I'm shocked both that the failed assignment has a side effect and that these do not behave the same way. Can anyone explain?
@peterdrake @chris @treyhunner Trey is the master at these things, but here's my attempt.
In the first one, the expression after the `=` is executed first; this is fine as you're adding one list to another (using `list.__add__()`). This creates a new object. Then, there's an attempt to assign this new object as the first item in `a` which fails since `a` is a tuple.
In the second, the assignment and addition are attempted together using the `__iadd__()` dunder method, rather than `__add__()`. No new object is created.

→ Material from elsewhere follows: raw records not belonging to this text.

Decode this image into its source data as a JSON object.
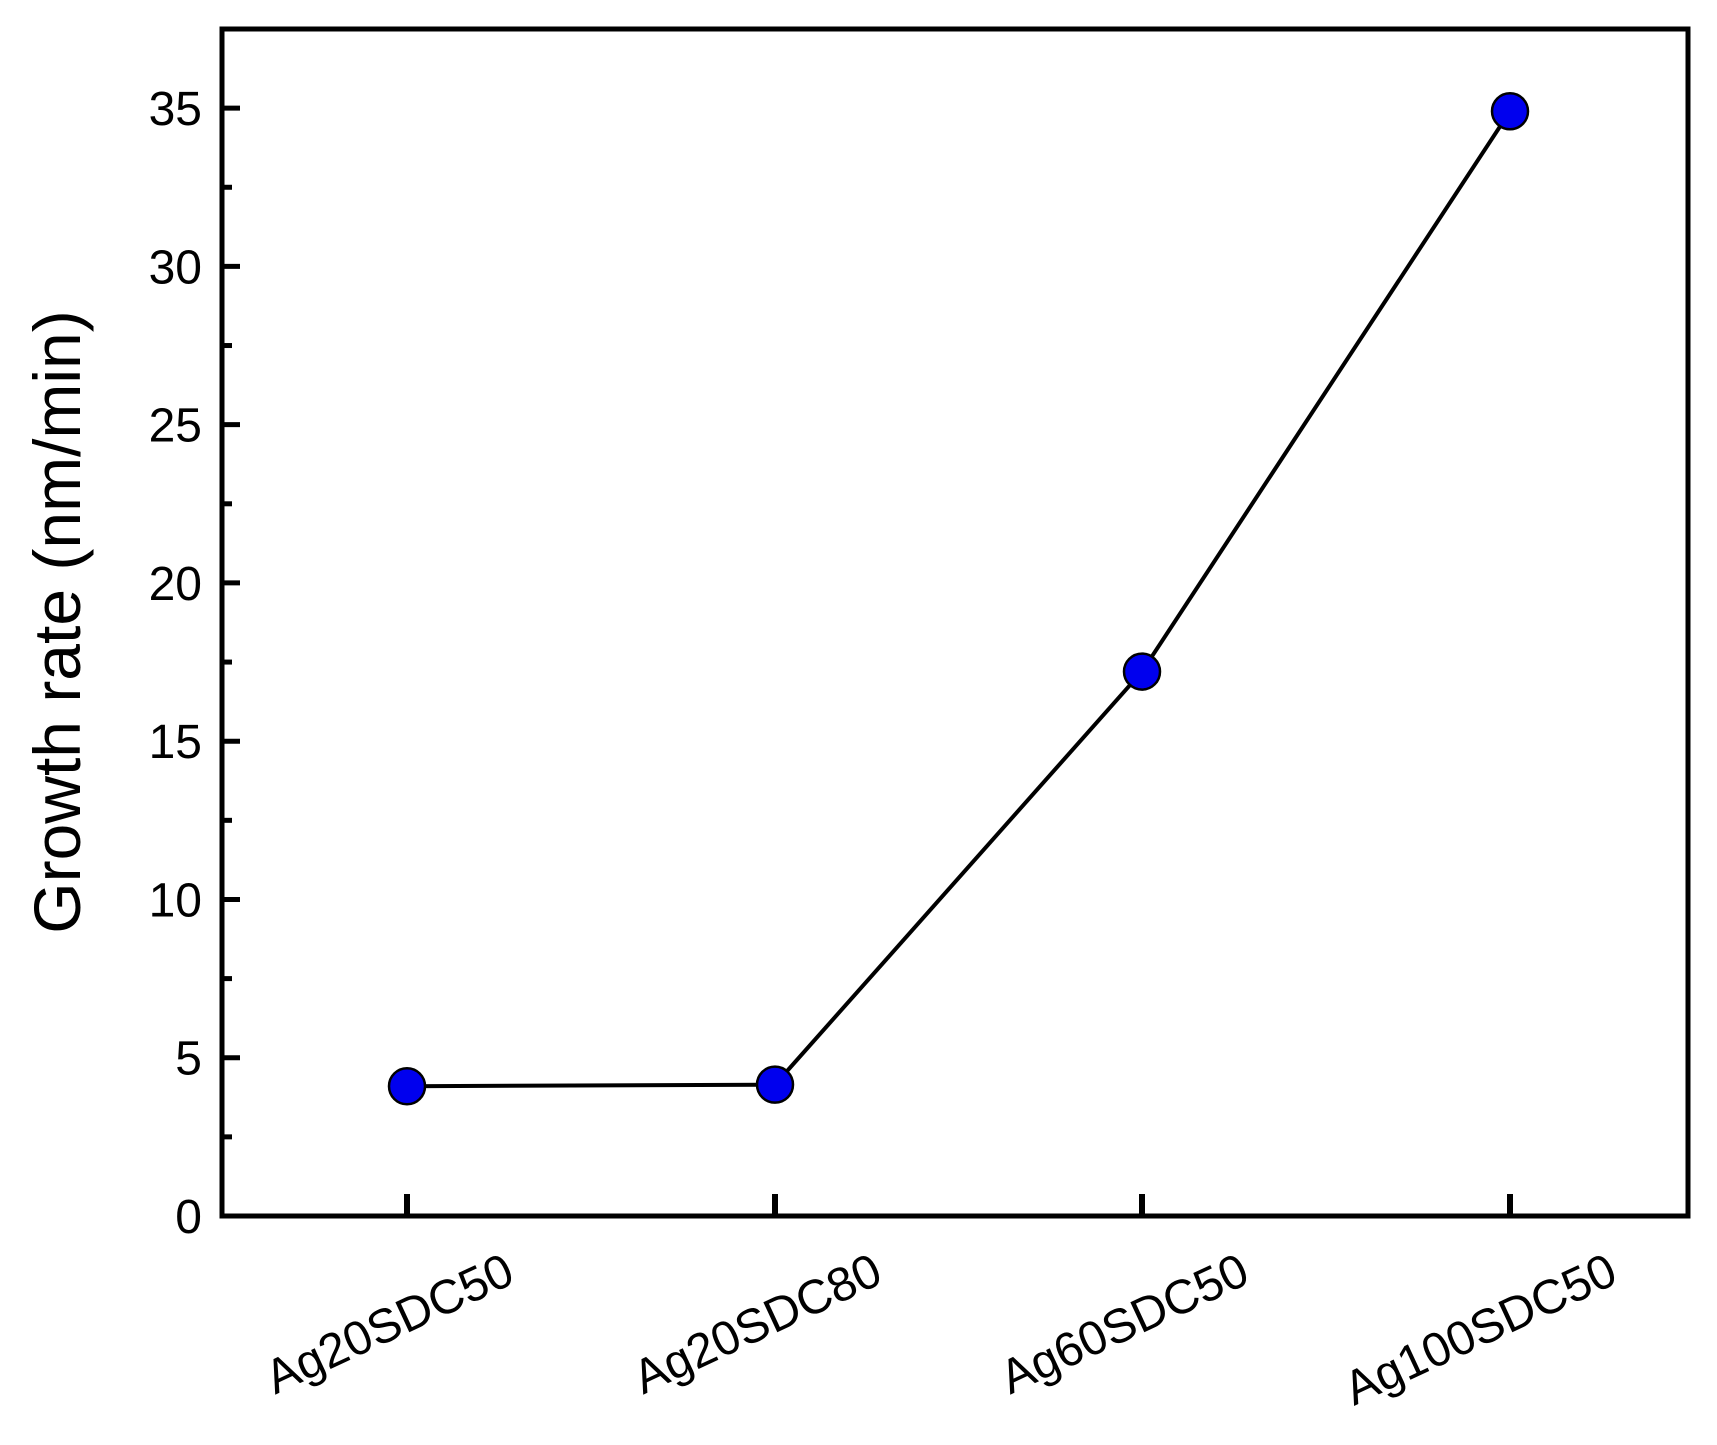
{
  "chart_data": {
    "type": "line",
    "title": "",
    "xlabel": "",
    "ylabel": "Growth rate (nm/min)",
    "categories": [
      "Ag20SDC50",
      "Ag20SDC80",
      "Ag60SDC50",
      "Ag100SDC50"
    ],
    "series": [
      {
        "values": [
          4.1,
          4.15,
          17.2,
          34.9
        ],
        "marker": "circle",
        "marker_color": "#0000ee",
        "line_color": "#000000"
      }
    ],
    "ylim": [
      0,
      37.5
    ],
    "yticks": [
      0,
      5,
      10,
      15,
      20,
      25,
      30,
      35
    ],
    "ytick_labels": [
      "0",
      "5",
      "10",
      "15",
      "20",
      "25",
      "30",
      "35"
    ],
    "y_minor_step": 2.5,
    "x_tick_rotation": "-25deg",
    "grid": false,
    "legend": "none",
    "frame": "full box"
  }
}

Here's a different example which may shed some light:
`>>> b = [2]`
`>>> c = [3]`
`>>> id(b)`
`4407498688`
`>>> b = b + c`
`>>>`id(b)`
`4407508864`
`b` has a different id after the assignment, so it's a different object to the original `b`
now, in a new session:
`>>> b = [2]`
`>>> c = [3]`
`>>> id(b)`
`4394855808`
`>>> b += c`
`>>> id(b)`
`4394855808`
`b` is now the same object as it was before (same id)
@s_gruppetta @chris @treyhunner Fascinating!
I can imagine efficiency reasons for these being different.
It still seems wrong that __iadd__ for tuples makes a change and *then* throws an error. Is there a reason for this behavior?
@peterdrake @s_gruppetta @chris it's actually __iadd__ on a list that's being used here.
a[0] += ["huh"]
Checks if a[0] has a __iadd__ method, which of it does because it's a list. So that line is translated to:
a[0] = a[0].__iadd__(["huh"])
The list __iadd__ method succeeds.
But then assigning to a[0] (which happens after the right-hand side of that assignment) fails.